Ce magistrat a rendu compte des plaidoiries dans le délibéré de la Cour, composée de :
Mme Catherine METADIEU, Présidente
Mme Marie-Elisabeth OPPELT-RÉVENEAU, Conseillère
Mme Marie-Antoinette COLAS, Conseillère
Greffier : Mme Anne-Marie CHEVTZOFF, lors des débats
ARRET :
— CONTRADICTOIRE
— prononcé par mise à disposition de l’arrêt au greffe de la Cour, les parties en ayant été préalablement avisées dans les conditions prévues au deuxième alinéa de l’article 450 du Code de procédure civile.
— signé par Mme Catherine METADIEU, présidente et par Mme Anne-Marie CHEVTZOFF, greffier, à laquelle la minute de la décision a été remise par le magistrat signataire.
EXPOSÉ DU LITIGE :
X Y a été engagé à compter du 6 mai 2003 par la société Saps, en qualité de manutentionnaire, selon un premier contrat de travail à durée déterminée, puis un deuxième en date du 5 novembre 2003.
Un contrat de travail à durée indéterminée verbal le lie à la Sarl Paris Store Distribution.
Le contrat de travail est régi par la convention collective du commerce de gros à prédominance alimentaire.

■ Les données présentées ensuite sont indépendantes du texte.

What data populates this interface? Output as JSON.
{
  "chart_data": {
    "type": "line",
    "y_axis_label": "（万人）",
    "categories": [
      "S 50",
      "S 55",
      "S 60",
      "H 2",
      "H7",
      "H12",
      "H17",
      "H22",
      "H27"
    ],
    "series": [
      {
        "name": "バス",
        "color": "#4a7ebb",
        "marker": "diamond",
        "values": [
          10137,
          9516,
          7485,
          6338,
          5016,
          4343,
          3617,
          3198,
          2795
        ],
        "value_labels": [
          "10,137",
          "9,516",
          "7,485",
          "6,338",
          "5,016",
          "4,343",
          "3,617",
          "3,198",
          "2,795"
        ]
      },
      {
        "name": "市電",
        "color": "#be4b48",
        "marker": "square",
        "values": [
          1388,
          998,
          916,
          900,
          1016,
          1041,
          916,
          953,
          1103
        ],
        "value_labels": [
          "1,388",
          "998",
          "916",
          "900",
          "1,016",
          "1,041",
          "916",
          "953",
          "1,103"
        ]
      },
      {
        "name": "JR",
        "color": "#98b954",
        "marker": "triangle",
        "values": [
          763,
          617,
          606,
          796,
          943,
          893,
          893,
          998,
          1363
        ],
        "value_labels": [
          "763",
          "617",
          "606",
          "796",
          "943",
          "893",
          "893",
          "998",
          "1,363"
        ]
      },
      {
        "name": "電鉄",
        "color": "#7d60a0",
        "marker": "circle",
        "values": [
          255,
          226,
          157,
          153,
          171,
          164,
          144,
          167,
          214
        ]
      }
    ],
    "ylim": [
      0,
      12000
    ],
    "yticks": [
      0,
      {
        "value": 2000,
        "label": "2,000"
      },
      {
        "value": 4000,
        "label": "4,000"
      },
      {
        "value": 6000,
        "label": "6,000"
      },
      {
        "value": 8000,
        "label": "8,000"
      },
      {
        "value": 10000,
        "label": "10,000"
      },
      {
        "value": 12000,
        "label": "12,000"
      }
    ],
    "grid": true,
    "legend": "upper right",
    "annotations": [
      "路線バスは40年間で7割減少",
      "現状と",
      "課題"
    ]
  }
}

Par courrier en date du 16 mai 2012, la Sarl Paris Store Distribution a informé X Y de la suspension de son contrat de travail du 16 mai 2012 au 15 juin 2012 en raison de son incapacité à fournir une pièce administrative délivrée par la préfecture l’autorisant à occuper son emploi.
X Y a été convoqué le 18 juin 2012 pour le 26 juin suivant à un entretien préalable à un éventuel licenciement et a également fait l’objet d’une mise à pied à titre conservatoire.
Il a de nouveau été convoqué le 23 novembre 2012 pour le 4 décembre 2012 à un nouvel entretien préalable à un éventuel licenciement.
La Sarl Paris Store Distribution lui a notifié son licenciement pour faute grave par lettre recommandée datée du 2 janvier 2013.
Contestant son licenciement, X Y a, le 11 octobre 2012, saisi le conseil de prud’hommes de Créteil afin d’obtenir un rappel de salaire et les congés payés afférents correspondant à la période de mise à pied conservatoire, une indemnité de préavis et les congés payés afférents, une indemnité au titre de l’indemnité pour licenciement, une indemnité pour licenciement sans cause réelle et sérieuse, une indemnité au titre de l’article 700 du code de procédure civile, outre la remise des documents sociaux sous astreinte.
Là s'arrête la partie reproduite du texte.